Manual Distributed Training Example

Manual distributed training connects one or more networked machines to distribute CopyCat's training load using the command line, freeing up your local machine so you can keep working. Distributed training works between two or more macOS and Linux machines or between two or more Windows machines running IPv6.

Check Network Connections Between Machines

You can use a simple network tool such as iperf3 to check connectivity between machines before setting up distributed training. See https://iperf.fr/iperf-download.php for details on iperf and how to install it on your OS.

To test if two machines can share data, install iperf on both machines to setup a dummy client-server system, and then run the following commands from the terminal or command prompt:

On Machine 1 with the IP address <IP-address-1>, launch a server on port 30000:

iperf -s -i 10 -p 30000

On Machine 2 with the IP address <IP-address-2>, connect a client to the server on port 30000:

iperf -i 10 -c <IP-address-1> -p 30000

If it works, those machines can run distributed training.

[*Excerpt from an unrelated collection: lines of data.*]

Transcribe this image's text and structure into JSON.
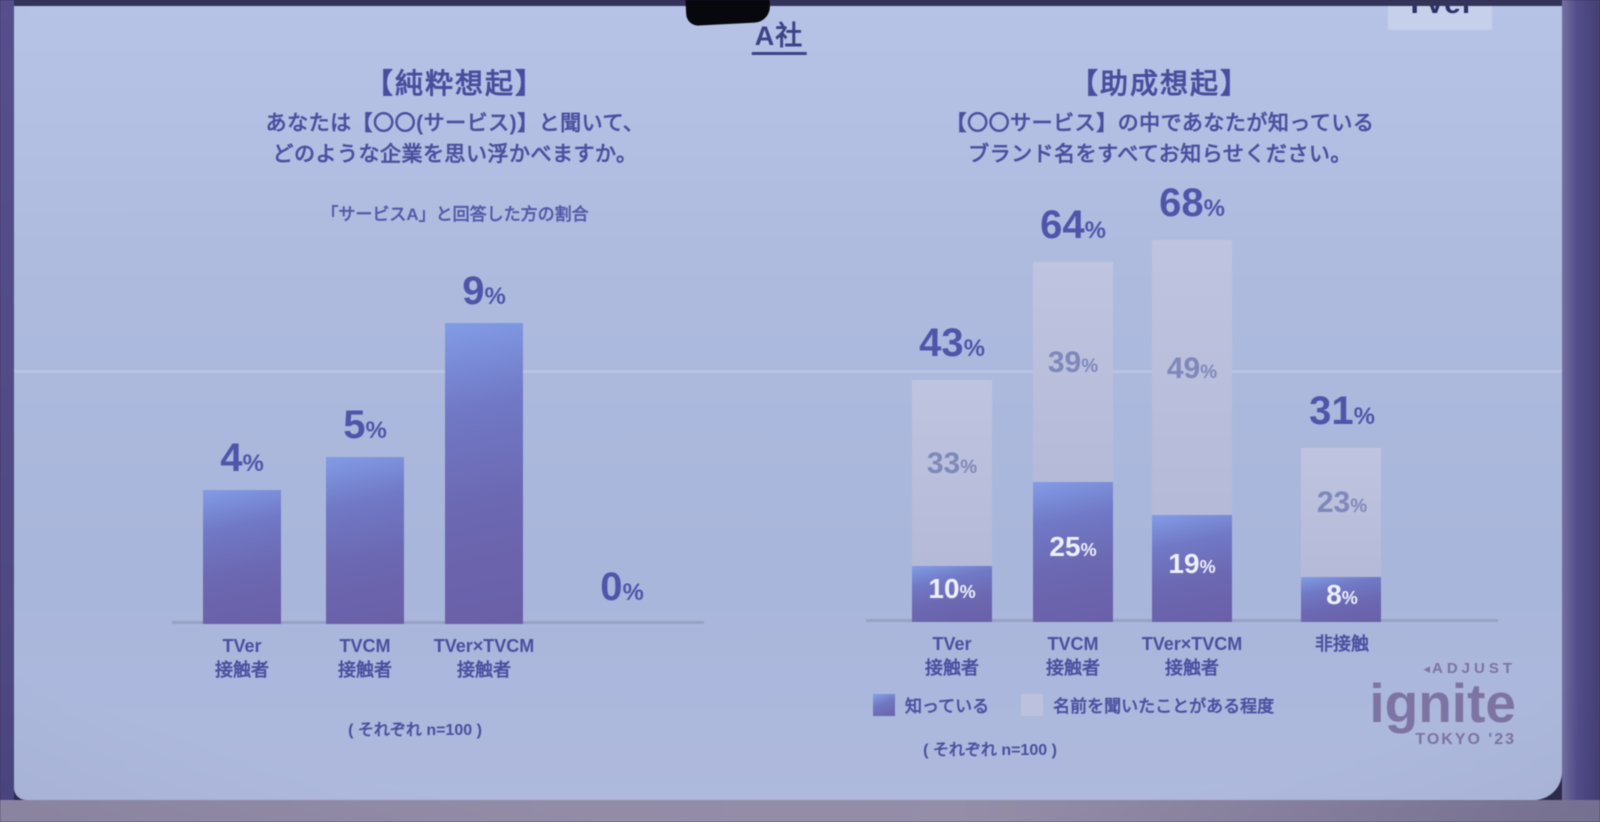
{
  "photo": {
    "title": "A社",
    "logos": {
      "tver": "TVer",
      "adjust": "ADJUST",
      "ignite": "ignite",
      "tokyo": "TOKYO '23"
    },
    "icons": {
      "adjust_triangle": "◂"
    },
    "colors": {
      "slide_bg": "#aebbdf",
      "bar_dark": "#6c66b0",
      "bar_highlight": "#829ce6",
      "bar_light": "#b9bfdb",
      "text_indigo": "#4a509f",
      "axis": "#98a1c6"
    }
  },
  "chart_data": [
    {
      "type": "bar",
      "heading": "【純粋想起】",
      "question_lines": [
        "あなたは【〇〇(サービス)】と聞いて、",
        "どのような企業を思い浮かべますか。"
      ],
      "subtitle": "「サービスA」と回答した方の割合",
      "categories": [
        [
          "TVer",
          "接触者"
        ],
        [
          "TVCM",
          "接触者"
        ],
        [
          "TVer×TVCM",
          "接触者"
        ],
        []
      ],
      "values": [
        4,
        5,
        9,
        0
      ],
      "unit": "%",
      "ylim": [
        0,
        10
      ],
      "note": "( それぞれ n=100 )"
    },
    {
      "type": "stacked-bar",
      "heading": "【助成想起】",
      "question_lines": [
        "【〇〇サービス】の中であなたが知っている",
        "ブランド名をすべてお知らせください。"
      ],
      "categories": [
        [
          "TVer",
          "接触者"
        ],
        [
          "TVCM",
          "接触者"
        ],
        [
          "TVer×TVCM",
          "接触者"
        ],
        [
          "非接触"
        ]
      ],
      "series": [
        {
          "name": "知っている",
          "values": [
            10,
            25,
            19,
            8
          ]
        },
        {
          "name": "名前を聞いたことがある程度",
          "values": [
            33,
            39,
            49,
            23
          ]
        }
      ],
      "totals": [
        43,
        64,
        68,
        31
      ],
      "unit": "%",
      "ylim": [
        0,
        75
      ],
      "legend": [
        "知っている",
        "名前を聞いたことがある程度"
      ],
      "note": "( それぞれ n=100 )"
    }
  ]
}
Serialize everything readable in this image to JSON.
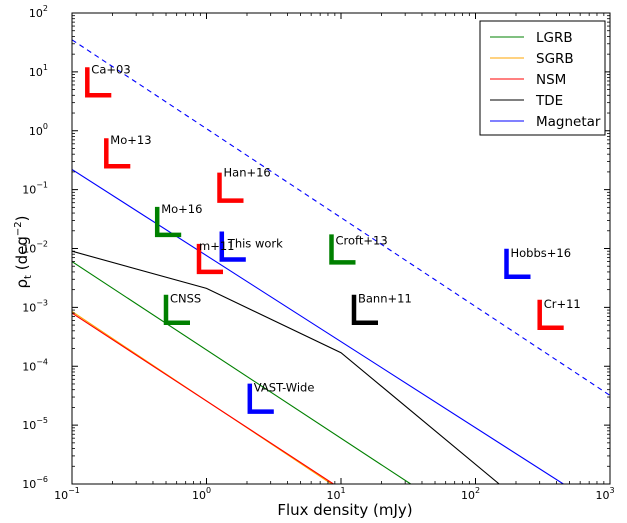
{
  "chart_data": {
    "type": "line",
    "xscale": "log",
    "yscale": "log",
    "xlim": [
      0.1,
      1000
    ],
    "ylim": [
      1e-06,
      100
    ],
    "xlabel": "Flux density (mJy)",
    "ylabel_main": "ρ",
    "ylabel_sub": "t",
    "ylabel_units_open": " (deg",
    "ylabel_units_exp": "−2",
    "ylabel_units_close": ")",
    "x_ticks": [
      {
        "value": 0.1,
        "base": "10",
        "exp": "−1"
      },
      {
        "value": 1,
        "base": "10",
        "exp": "0"
      },
      {
        "value": 10,
        "base": "10",
        "exp": "1"
      },
      {
        "value": 100,
        "base": "10",
        "exp": "2"
      },
      {
        "value": 1000,
        "base": "10",
        "exp": "3"
      }
    ],
    "y_ticks": [
      {
        "value": 1e-06,
        "base": "10",
        "exp": "−6"
      },
      {
        "value": 1e-05,
        "base": "10",
        "exp": "−5"
      },
      {
        "value": 0.0001,
        "base": "10",
        "exp": "−4"
      },
      {
        "value": 0.001,
        "base": "10",
        "exp": "−3"
      },
      {
        "value": 0.01,
        "base": "10",
        "exp": "−2"
      },
      {
        "value": 0.1,
        "base": "10",
        "exp": "−1"
      },
      {
        "value": 1,
        "base": "10",
        "exp": "0"
      },
      {
        "value": 10,
        "base": "10",
        "exp": "1"
      },
      {
        "value": 100,
        "base": "10",
        "exp": "2"
      }
    ],
    "legend_position": "top-right",
    "series": [
      {
        "name": "LGRB",
        "color": "#008000",
        "dashed": false,
        "x": [
          0.1,
          33
        ],
        "y": [
          0.006,
          1e-06
        ],
        "extra": null
      },
      {
        "name": "SGRB",
        "color": "#ffa500",
        "dashed": false,
        "x": [
          0.1,
          8.5
        ],
        "y": [
          0.00085,
          1e-06
        ],
        "extra": null
      },
      {
        "name": "NSM",
        "color": "#ff0000",
        "dashed": false,
        "x": [
          0.1,
          8.8
        ],
        "y": [
          0.0008,
          1e-06
        ],
        "extra": null
      },
      {
        "name": "TDE",
        "color": "#000000",
        "dashed": false,
        "x": [
          0.1,
          1,
          10,
          150
        ],
        "y": [
          0.009,
          0.0021,
          0.00017,
          1e-06
        ],
        "extra": null
      },
      {
        "name": "Magnetar",
        "color": "#0000ff",
        "dashed": false,
        "x": [
          0.1,
          450
        ],
        "y": [
          0.22,
          1e-06
        ],
        "extra": {
          "dashed": true,
          "x": [
            0.1,
            1000
          ],
          "y": [
            35,
            3.2e-05
          ]
        }
      }
    ],
    "limits": [
      {
        "label": "Ca+03",
        "color": "#ff0000",
        "x": 0.13,
        "y": 4.0,
        "label_dx": 4,
        "label_dy": 6
      },
      {
        "label": "Mo+13",
        "color": "#ff0000",
        "x": 0.18,
        "y": 0.25,
        "label_dx": 4,
        "label_dy": 6
      },
      {
        "label": "Han+16",
        "color": "#ff0000",
        "x": 1.25,
        "y": 0.065,
        "label_dx": 4,
        "label_dy": 4
      },
      {
        "label": "Mo+16",
        "color": "#008000",
        "x": 0.43,
        "y": 0.017,
        "label_dx": 4,
        "label_dy": 6
      },
      {
        "label": "This work",
        "color": "#0000ff",
        "x": 1.3,
        "y": 0.0065,
        "label_dx": 6,
        "label_dy": 16
      },
      {
        "label": "m+11",
        "color": "#ff0000",
        "x": 0.88,
        "y": 0.004,
        "label_dx": 0,
        "label_dy": 6
      },
      {
        "label": "Croft+13",
        "color": "#008000",
        "x": 8.5,
        "y": 0.0058,
        "label_dx": 4,
        "label_dy": 10
      },
      {
        "label": "Hobbs+16",
        "color": "#0000ff",
        "x": 170,
        "y": 0.0033,
        "label_dx": 4,
        "label_dy": 8
      },
      {
        "label": "CNSS",
        "color": "#008000",
        "x": 0.5,
        "y": 0.00055,
        "label_dx": 4,
        "label_dy": 8
      },
      {
        "label": "Bann+11",
        "color": "#000000",
        "x": 12.5,
        "y": 0.00055,
        "label_dx": 4,
        "label_dy": 8
      },
      {
        "label": "Cr+11",
        "color": "#ff0000",
        "x": 300,
        "y": 0.00045,
        "label_dx": 4,
        "label_dy": 8
      },
      {
        "label": "VAST-Wide",
        "color": "#0000ff",
        "x": 2.1,
        "y": 1.7e-05,
        "label_dx": 4,
        "label_dy": 8
      }
    ]
  }
}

Distribute Training Between Machines

Distributed Training in CopyCat is controlled through the following environment variables:

  • COPYCAT_MAIN_ADDR: the main address. Process 0 runs on this IP address and only this process saves the contact sheets, graphs, and training model checkpoints.
  • COPYCAT_MAIN_PORT: the main port for process 0.
  • COPYCAT_RANK: the current process rank relative to other processes. COPYCAT_RANK must be < COPYCAT_WORLD_SIZE.
  • COPYCAT_WORLD_SIZE: the total number of processes between which training is distributed.
    For example, if COPYCAT_WORLD_SIZE = 4, four processes are launched on the same Nuke script and CopyCat node with the same COPYCAT_MAIN_ADDR and COPYCAT_MAIN_PORT, and with COPYCAT_RANK being 0, 1, 2, and 3.
  • COPYCAT_SYNC_INTERVAL (optional): the interval at which gradients are shared between processes. By default, synchronization happens every 1 step. You can increase this value for better network latency.
  • COPYCAT_LOCAL_ADDR (optional/required for speed): the IP address of the local machine on which you are running distributed training. COPYCAT_LOCAL_ADDR can be used to make sure you are running distributed training on fast network lines.

Note:  If you omit one of the four required environment variables, CopyCat runs in non-distributed mode and Nuke is locked until training completes or is stopped.

Run Distributed Training on Two Linux/Mac Machines

This example uses IP address variables, <IP-address-1> and <IP-address-2>, and we're assuming that the CopyCat node in <your-nuke-script.nk> is CopyCat1.

On Machine 1 (<IP-address-1>):

COPYCAT_MAIN_ADDR=<IP-address-1> COPYCAT_MAIN_PORT=30000 COPYCAT_LOCAL_ADDR=<IP-address-1> COPYCAT_RANK=0 COPYCAT_WORLD_SIZE=2 ./Nuke14.1 -F 1 -X CopyCat1 --gpu <your-nuke-script>.nk

On Machine 2 (<IP-address-2>):

COPYCAT_MAIN_ADDR=<IP-address-1> COPYCAT_MAIN_PORT=30000 COPYCAT_LOCAL_ADDR=<IP-address-2> COPYCAT_RANK=1 COPYCAT_WORLD_SIZE=2 ./Nuke14.1 -F 1 -X CopyCat1 --gpu <your-nuke-script>.nk

Run Distributed Training on Two Windows Machines

Running Distributed Training on Windows is the same as on Linux/Mac, but you may need to turn off the Windows firewall on both machines. You can use both IPv6 and IPv4 for the COPYCAT_MAIN_ADDR and COPYCAT_LOCAL_ADDR, but be aware that IPv4 displays errors on the command line.